Antietam and the Civil War – another artist’s perspective

Yesterday’s post on Antietam has relevance today with the PBS airing of “Death and the Civil War” tonight at 8 pm EST. According to the WCVE Community Idea Stations: “The shattering Civil War death toll transformed hundreds of thousands of individual lives and the life of the nation as well, from its understanding of the rights and responsibilities of citizenship to the profound struggle of a deeply religious culture to reconcile these events with a belief in a benevolent God.”

Mann Antietem

Sally Mann Untitled #9, Antietam,from the series Last Measure,
2001 Gelatin silver enlargement print
National Endowment for the Arts Fund for American Art

This image belongs to Virginia photographer Sally Mann’s Last Measure series, titled after a line in Lincoln’s Gettysburg Address and based on her visits to Civil War battlefields.
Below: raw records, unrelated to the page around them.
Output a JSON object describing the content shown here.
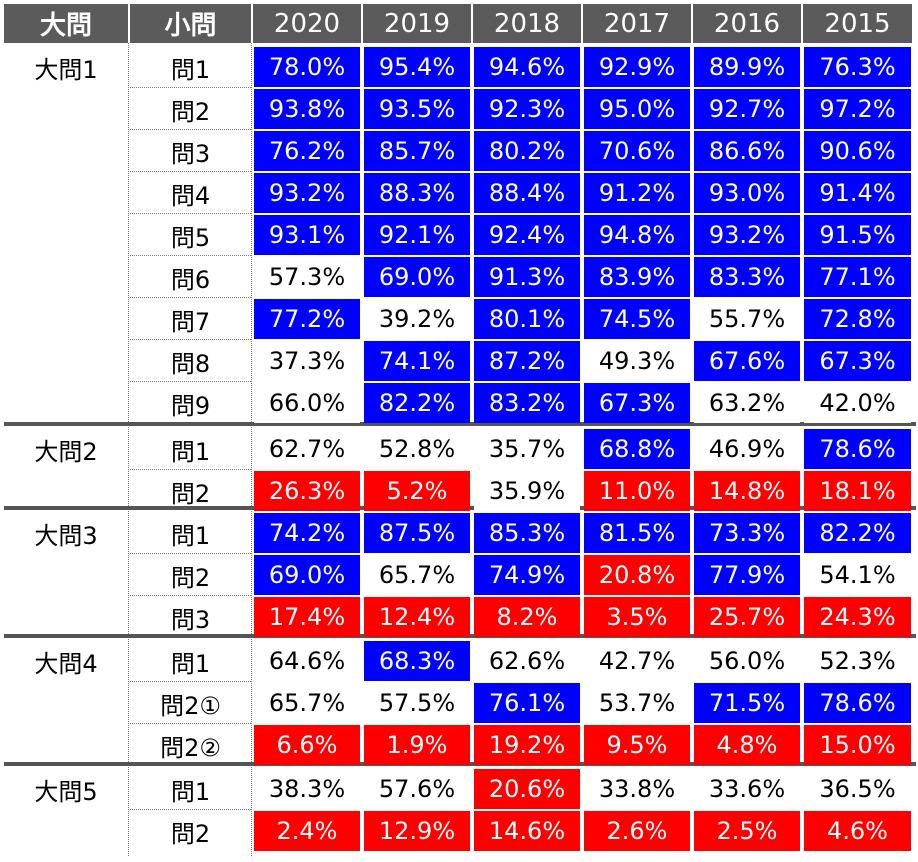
{
  "headers": {
    "dai_label": "大問",
    "sho_label": "小問",
    "years": [
      "2020",
      "2019",
      "2018",
      "2017",
      "2016",
      "2015"
    ]
  },
  "groups": [
    {
      "label": "大問1",
      "rows": [
        {
          "label": "問1",
          "cells": [
            {
              "value": "78.0%",
              "fill": "blue"
            },
            {
              "value": "95.4%",
              "fill": "blue"
            },
            {
              "value": "94.6%",
              "fill": "blue"
            },
            {
              "value": "92.9%",
              "fill": "blue"
            },
            {
              "value": "89.9%",
              "fill": "blue"
            },
            {
              "value": "76.3%",
              "fill": "blue"
            }
          ]
        },
        {
          "label": "問2",
          "cells": [
            {
              "value": "93.8%",
              "fill": "blue"
            },
            {
              "value": "93.5%",
              "fill": "blue"
            },
            {
              "value": "92.3%",
              "fill": "blue"
            },
            {
              "value": "95.0%",
              "fill": "blue"
            },
            {
              "value": "92.7%",
              "fill": "blue"
            },
            {
              "value": "97.2%",
              "fill": "blue"
            }
          ]
        },
        {
          "label": "問3",
          "cells": [
            {
              "value": "76.2%",
              "fill": "blue"
            },
            {
              "value": "85.7%",
              "fill": "blue"
            },
            {
              "value": "80.2%",
              "fill": "blue"
            },
            {
              "value": "70.6%",
              "fill": "blue"
            },
            {
              "value": "86.6%",
              "fill": "blue"
            },
            {
              "value": "90.6%",
              "fill": "blue"
            }
          ]
        },
        {
          "label": "問4",
          "cells": [
            {
              "value": "93.2%",
              "fill": "blue"
            },
            {
              "value": "88.3%",
              "fill": "blue"
            },
            {
              "value": "88.4%",
              "fill": "blue"
            },
            {
              "value": "91.2%",
              "fill": "blue"
            },
            {
              "value": "93.0%",
              "fill": "blue"
            },
            {
              "value": "91.4%",
              "fill": "blue"
            }
          ]
        },
        {
          "label": "問5",
          "cells": [
            {
              "value": "93.1%",
              "fill": "blue"
            },
            {
              "value": "92.1%",
              "fill": "blue"
            },
            {
              "value": "92.4%",
              "fill": "blue"
            },
            {
              "value": "94.8%",
              "fill": "blue"
            },
            {
              "value": "93.2%",
              "fill": "blue"
            },
            {
              "value": "91.5%",
              "fill": "blue"
            }
          ]
        },
        {
          "label": "問6",
          "cells": [
            {
              "value": "57.3%",
              "fill": "white"
            },
            {
              "value": "69.0%",
              "fill": "blue"
            },
            {
              "value": "91.3%",
              "fill": "blue"
            },
            {
              "value": "83.9%",
              "fill": "blue"
            },
            {
              "value": "83.3%",
              "fill": "blue"
            },
            {
              "value": "77.1%",
              "fill": "blue"
            }
          ]
        },
        {
          "label": "問7",
          "cells": [
            {
              "value": "77.2%",
              "fill": "blue"
            },
            {
              "value": "39.2%",
              "fill": "white"
            },
            {
              "value": "80.1%",
              "fill": "blue"
            },
            {
              "value": "74.5%",
              "fill": "blue"
            },
            {
              "value": "55.7%",
              "fill": "white"
            },
            {
              "value": "72.8%",
              "fill": "blue"
            }
          ]
        },
        {
          "label": "問8",
          "cells": [
            {
              "value": "37.3%",
              "fill": "white"
            },
            {
              "value": "74.1%",
              "fill": "blue"
            },
            {
              "value": "87.2%",
              "fill": "blue"
            },
            {
              "value": "49.3%",
              "fill": "white"
            },
            {
              "value": "67.6%",
              "fill": "blue"
            },
            {
              "value": "67.3%",
              "fill": "blue"
            }
          ]
        },
        {
          "label": "問9",
          "cells": [
            {
              "value": "66.0%",
              "fill": "white"
            },
            {
              "value": "82.2%",
              "fill": "blue"
            },
            {
              "value": "83.2%",
              "fill": "blue"
            },
            {
              "value": "67.3%",
              "fill": "blue"
            },
            {
              "value": "63.2%",
              "fill": "white"
            },
            {
              "value": "42.0%",
              "fill": "white"
            }
          ]
        }
      ]
    },
    {
      "label": "大問2",
      "rows": [
        {
          "label": "問1",
          "cells": [
            {
              "value": "62.7%",
              "fill": "white"
            },
            {
              "value": "52.8%",
              "fill": "white"
            },
            {
              "value": "35.7%",
              "fill": "white"
            },
            {
              "value": "68.8%",
              "fill": "blue"
            },
            {
              "value": "46.9%",
              "fill": "white"
            },
            {
              "value": "78.6%",
              "fill": "blue"
            }
          ]
        },
        {
          "label": "問2",
          "cells": [
            {
              "value": "26.3%",
              "fill": "red"
            },
            {
              "value": "5.2%",
              "fill": "red"
            },
            {
              "value": "35.9%",
              "fill": "white"
            },
            {
              "value": "11.0%",
              "fill": "red"
            },
            {
              "value": "14.8%",
              "fill": "red"
            },
            {
              "value": "18.1%",
              "fill": "red"
            }
          ]
        }
      ]
    },
    {
      "label": "大問3",
      "rows": [
        {
          "label": "問1",
          "cells": [
            {
              "value": "74.2%",
              "fill": "blue"
            },
            {
              "value": "87.5%",
              "fill": "blue"
            },
            {
              "value": "85.3%",
              "fill": "blue"
            },
            {
              "value": "81.5%",
              "fill": "blue"
            },
            {
              "value": "73.3%",
              "fill": "blue"
            },
            {
              "value": "82.2%",
              "fill": "blue"
            }
          ]
        },
        {
          "label": "問2",
          "cells": [
            {
              "value": "69.0%",
              "fill": "blue"
            },
            {
              "value": "65.7%",
              "fill": "white"
            },
            {
              "value": "74.9%",
              "fill": "blue"
            },
            {
              "value": "20.8%",
              "fill": "red"
            },
            {
              "value": "77.9%",
              "fill": "blue"
            },
            {
              "value": "54.1%",
              "fill": "white"
            }
          ]
        },
        {
          "label": "問3",
          "cells": [
            {
              "value": "17.4%",
              "fill": "red"
            },
            {
              "value": "12.4%",
              "fill": "red"
            },
            {
              "value": "8.2%",
              "fill": "red"
            },
            {
              "value": "3.5%",
              "fill": "red"
            },
            {
              "value": "25.7%",
              "fill": "red"
            },
            {
              "value": "24.3%",
              "fill": "red"
            }
          ]
        }
      ]
    },
    {
      "label": "大問4",
      "rows": [
        {
          "label": "問1",
          "cells": [
            {
              "value": "64.6%",
              "fill": "white"
            },
            {
              "value": "68.3%",
              "fill": "blue"
            },
            {
              "value": "62.6%",
              "fill": "white"
            },
            {
              "value": "42.7%",
              "fill": "white"
            },
            {
              "value": "56.0%",
              "fill": "white"
            },
            {
              "value": "52.3%",
              "fill": "white"
            }
          ]
        },
        {
          "label": "問2①",
          "cells": [
            {
              "value": "65.7%",
              "fill": "white"
            },
            {
              "value": "57.5%",
              "fill": "white"
            },
            {
              "value": "76.1%",
              "fill": "blue"
            },
            {
              "value": "53.7%",
              "fill": "white"
            },
            {
              "value": "71.5%",
              "fill": "blue"
            },
            {
              "value": "78.6%",
              "fill": "blue"
            }
          ]
        },
        {
          "label": "問2②",
          "cells": [
            {
              "value": "6.6%",
              "fill": "red"
            },
            {
              "value": "1.9%",
              "fill": "red"
            },
            {
              "value": "19.2%",
              "fill": "red"
            },
            {
              "value": "9.5%",
              "fill": "red"
            },
            {
              "value": "4.8%",
              "fill": "red"
            },
            {
              "value": "15.0%",
              "fill": "red"
            }
          ]
        }
      ]
    },
    {
      "label": "大問5",
      "rows": [
        {
          "label": "問1",
          "cells": [
            {
              "value": "38.3%",
              "fill": "white"
            },
            {
              "value": "57.6%",
              "fill": "white"
            },
            {
              "value": "20.6%",
              "fill": "red"
            },
            {
              "value": "33.8%",
              "fill": "white"
            },
            {
              "value": "33.6%",
              "fill": "white"
            },
            {
              "value": "36.5%",
              "fill": "white"
            }
          ]
        },
        {
          "label": "問2",
          "cells": [
            {
              "value": "2.4%",
              "fill": "red"
            },
            {
              "value": "12.9%",
              "fill": "red"
            },
            {
              "value": "14.6%",
              "fill": "red"
            },
            {
              "value": "2.6%",
              "fill": "red"
            },
            {
              "value": "2.5%",
              "fill": "red"
            },
            {
              "value": "4.6%",
              "fill": "red"
            }
          ]
        }
      ]
    }
  ]
}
Untitled #9 shows a cornfield beside “Bloody Lane,” the sunken road where thousands of men lost their lives on this most deadly day in American history. Although clear at the left edge, the field dissolves across the surface into an abstract cloud of photographic emulsion that conveys something of the strife and anguish described in eyewitness accounts. Mann’s bold experiments with the nineteenth-century collodian wet-plate process—in which she pours photosensitive emulsion onto a glass plate shortly before exposure—help her transcend photography’s realist conventions to achieve a heightened level of expression.